Arising_uk wrote: ↑Thu Oct 18, 2018 11:59 am
I guess what I'm trying to understand is what's the difference between a 'procedure", a set of logical axioms and an algorithm? As I'm pretty sure I could recreate the procedure for finding primes in Prolog and that would be a set of logical axioms?
The distinction is technical rather than semantic, so let me switch gears. An axiom is something that cannot be doubted. You accept it or you reject it - for reasons that are your own. 1 + 1 = 2. Axiom. You could just as well accept an axiom which says 1+1 = 3. What you are accepting isn't the axiom as such, but the RULES which come married to the axiom. The RULES, which WHEN violated indicate that a contradiction has occurred.
And so if you do some calculation and you get a result that says 1+1 = 4, but the AXIOM says 1+1 = 3 then that is against the rules of the system.
That is all that a contradiction means: rule violation.
And the question of "what AXIOMATIC RULES should I accept?" is rather difficult to answer without appealing to a false authority
Lets take the black box as a fundamental building block or all systems we speak about:
https://en.wikipedia.org/wiki/Black_box
The generic model is: input->MAGIC->output
Even logic itself is a system so logic can be modeled as a black box.

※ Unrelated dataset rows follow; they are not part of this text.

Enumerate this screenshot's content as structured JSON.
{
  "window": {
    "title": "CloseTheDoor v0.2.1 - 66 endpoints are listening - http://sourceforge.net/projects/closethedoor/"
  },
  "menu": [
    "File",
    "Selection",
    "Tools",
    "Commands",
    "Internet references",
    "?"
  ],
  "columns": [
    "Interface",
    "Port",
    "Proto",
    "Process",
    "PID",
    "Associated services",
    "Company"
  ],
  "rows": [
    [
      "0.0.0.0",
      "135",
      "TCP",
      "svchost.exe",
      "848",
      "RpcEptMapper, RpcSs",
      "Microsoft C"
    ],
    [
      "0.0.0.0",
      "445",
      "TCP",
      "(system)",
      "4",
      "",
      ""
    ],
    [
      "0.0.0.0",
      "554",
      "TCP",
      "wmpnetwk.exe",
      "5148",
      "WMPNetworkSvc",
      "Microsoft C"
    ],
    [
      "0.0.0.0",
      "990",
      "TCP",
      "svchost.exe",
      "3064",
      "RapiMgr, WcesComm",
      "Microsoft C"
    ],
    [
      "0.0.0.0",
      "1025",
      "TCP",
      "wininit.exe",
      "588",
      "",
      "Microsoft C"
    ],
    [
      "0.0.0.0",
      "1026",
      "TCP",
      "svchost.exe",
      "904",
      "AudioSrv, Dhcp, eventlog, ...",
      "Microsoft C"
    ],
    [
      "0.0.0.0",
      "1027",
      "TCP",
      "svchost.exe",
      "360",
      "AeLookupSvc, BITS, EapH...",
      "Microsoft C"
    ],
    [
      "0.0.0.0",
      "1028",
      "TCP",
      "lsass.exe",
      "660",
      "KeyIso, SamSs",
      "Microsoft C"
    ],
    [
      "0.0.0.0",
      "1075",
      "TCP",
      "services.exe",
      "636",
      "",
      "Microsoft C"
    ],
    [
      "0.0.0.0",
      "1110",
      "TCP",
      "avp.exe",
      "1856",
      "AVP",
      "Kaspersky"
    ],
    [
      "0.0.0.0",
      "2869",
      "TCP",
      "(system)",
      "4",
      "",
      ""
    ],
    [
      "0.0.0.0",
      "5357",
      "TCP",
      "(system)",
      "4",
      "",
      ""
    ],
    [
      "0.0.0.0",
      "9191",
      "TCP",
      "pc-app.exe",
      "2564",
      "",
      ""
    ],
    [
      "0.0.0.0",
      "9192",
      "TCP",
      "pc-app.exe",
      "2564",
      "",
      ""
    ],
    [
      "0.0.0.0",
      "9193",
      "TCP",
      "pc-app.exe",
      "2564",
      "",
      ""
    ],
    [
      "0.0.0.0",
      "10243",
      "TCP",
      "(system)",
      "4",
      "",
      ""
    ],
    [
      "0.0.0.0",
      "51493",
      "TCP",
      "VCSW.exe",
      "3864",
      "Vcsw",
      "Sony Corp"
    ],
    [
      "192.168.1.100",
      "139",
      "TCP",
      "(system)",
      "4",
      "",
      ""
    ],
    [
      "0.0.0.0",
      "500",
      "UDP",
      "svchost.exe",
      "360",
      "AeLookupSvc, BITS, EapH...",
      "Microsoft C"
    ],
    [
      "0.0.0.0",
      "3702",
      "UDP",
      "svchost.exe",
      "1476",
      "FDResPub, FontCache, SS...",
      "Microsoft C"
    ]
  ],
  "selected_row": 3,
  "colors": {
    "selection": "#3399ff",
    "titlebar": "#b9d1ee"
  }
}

You can think of logic as:
input->MAGIC->(True,False)
Or you can write a system which determines if a number is odd or even:
Input: N
Magic:
if reminder of (N/2) = 0 then output(even)
else output(odd)
Output: (even, odd)
or if the number is prime:
Input: N
Magic:
(some algorithm for testing prime numbers here)
Output: Prime, Not-prime
The point is that every one of those algorithms produces a BOOLEAN response.
True/False
Even/odd
Prime/Not-prime
And the statistical name for any magical box that classifies N inputs into 2 categories is a Binary classifier:
https://en.wikipedia.org/wiki/Binary_classification
You can have a black box with 1 in put and 1 output (tautology)
You can have a black box with 1 in put and 2 outputs (ambiguity)
You can have a black box with M in puts and N inputs
The point is that the black box maps the inputs to a set of outputs.